Hari ini Gereja menunjukkan kepada kita teladan dari orang-orang kudus baru ini. Mereka memiliki cara tersendiri dalam melayani kerajaan Allah di mana mereka menjadi ahli waris. Tepatnya melalui karya-karya pengabdian yang tulus ikhlas kepada Allah dan saudara-saudari mereka. Mereka menanggapi perintah mengasihi Allah dan sesama dengan kreativitas yang luar biasa. Mereka membaktikan diri tanpa menahan diri, melayani yang dipinggirkan dan membantu fakir miskin, sakit, orang tua, dan para peziarah. Pilihan mereka bagi yang terkecil dan termiskin adalah refleksi dan ukuran kasih mereka yang tanpa syarat kepada Allah. Bahkan, mereka mencari dan menemukan kasih dalam hubungan yang kuat dan pribadi dengan Allah dari mana asal sumber mata air kasih sejati bagi sesama. Oleh karena itu, mereka mendengar undangan lembut saat penghakiman: “Mari, hai kamu yang diberkati oleh Bapa-Ku, terimalah Kerajaan yang telah disediakan bagimu sejak dunia dijadikan” (Mat 25:34).
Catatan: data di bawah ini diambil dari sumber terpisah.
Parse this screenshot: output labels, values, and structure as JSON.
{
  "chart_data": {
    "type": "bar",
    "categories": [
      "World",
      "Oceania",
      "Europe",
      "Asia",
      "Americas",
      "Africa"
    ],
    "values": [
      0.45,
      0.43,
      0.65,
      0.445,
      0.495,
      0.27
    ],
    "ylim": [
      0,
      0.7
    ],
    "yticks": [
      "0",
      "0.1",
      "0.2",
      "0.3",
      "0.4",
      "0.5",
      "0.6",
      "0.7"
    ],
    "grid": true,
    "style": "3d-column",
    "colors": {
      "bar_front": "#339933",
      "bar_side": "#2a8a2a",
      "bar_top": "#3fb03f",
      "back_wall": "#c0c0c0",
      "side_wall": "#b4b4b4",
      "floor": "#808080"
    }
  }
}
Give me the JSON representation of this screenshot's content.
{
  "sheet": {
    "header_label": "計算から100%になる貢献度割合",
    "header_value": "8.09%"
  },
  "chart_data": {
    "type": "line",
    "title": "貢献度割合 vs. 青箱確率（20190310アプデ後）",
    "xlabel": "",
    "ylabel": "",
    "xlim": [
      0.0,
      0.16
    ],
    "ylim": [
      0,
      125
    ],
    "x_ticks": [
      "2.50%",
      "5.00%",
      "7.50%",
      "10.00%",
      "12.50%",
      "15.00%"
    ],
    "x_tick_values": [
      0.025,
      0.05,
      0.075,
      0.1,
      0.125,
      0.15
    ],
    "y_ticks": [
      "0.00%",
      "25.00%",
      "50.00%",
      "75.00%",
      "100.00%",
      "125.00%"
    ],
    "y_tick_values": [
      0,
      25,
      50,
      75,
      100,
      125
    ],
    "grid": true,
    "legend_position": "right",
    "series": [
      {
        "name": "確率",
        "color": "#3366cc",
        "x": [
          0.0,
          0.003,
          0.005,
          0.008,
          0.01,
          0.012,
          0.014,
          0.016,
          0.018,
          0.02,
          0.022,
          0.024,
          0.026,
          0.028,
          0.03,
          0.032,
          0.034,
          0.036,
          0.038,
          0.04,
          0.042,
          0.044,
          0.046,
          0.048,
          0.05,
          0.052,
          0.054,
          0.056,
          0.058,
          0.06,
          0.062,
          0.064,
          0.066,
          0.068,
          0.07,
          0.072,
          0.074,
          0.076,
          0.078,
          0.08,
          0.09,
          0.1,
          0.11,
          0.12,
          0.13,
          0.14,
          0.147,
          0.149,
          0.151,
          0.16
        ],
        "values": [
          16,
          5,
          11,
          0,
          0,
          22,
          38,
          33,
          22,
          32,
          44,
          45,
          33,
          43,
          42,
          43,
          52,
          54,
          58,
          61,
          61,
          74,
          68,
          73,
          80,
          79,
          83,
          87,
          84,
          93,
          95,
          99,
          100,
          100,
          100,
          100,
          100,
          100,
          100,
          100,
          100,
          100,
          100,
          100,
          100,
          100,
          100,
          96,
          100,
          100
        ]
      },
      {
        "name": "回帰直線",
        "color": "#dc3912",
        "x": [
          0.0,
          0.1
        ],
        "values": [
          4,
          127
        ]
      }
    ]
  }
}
Melalui kanonisasi ini, sekali lagi kita telah mengakui misteri kerajaan Allah dan kita telah menghormati Kristus Raja, Gembala yang penuh kasih bagi domba-domba-Nya. Semoga orang-orang kudus baru kita ini, melalui kesaksian dan doa mereka, meningkatkan dalam diri kita sukacita dalam berjalan di jalan injil dan tekad kita untuk menjadikan injil sebagai kompas kehidupan kita. Mari kita mengikuti jejak mereka, meneladan iman dan kasih mereka sehingga harapan kita juga diwarnai oleh keabadian. Semoga kita tidak membiarkan diri diganggu oleh kepentingan duniawi dan fana. Dan, semoga Maria, bunda dan ratu semua orang kudus, membimbing kita dalam perjalanan ke kerajaan surga. Amin.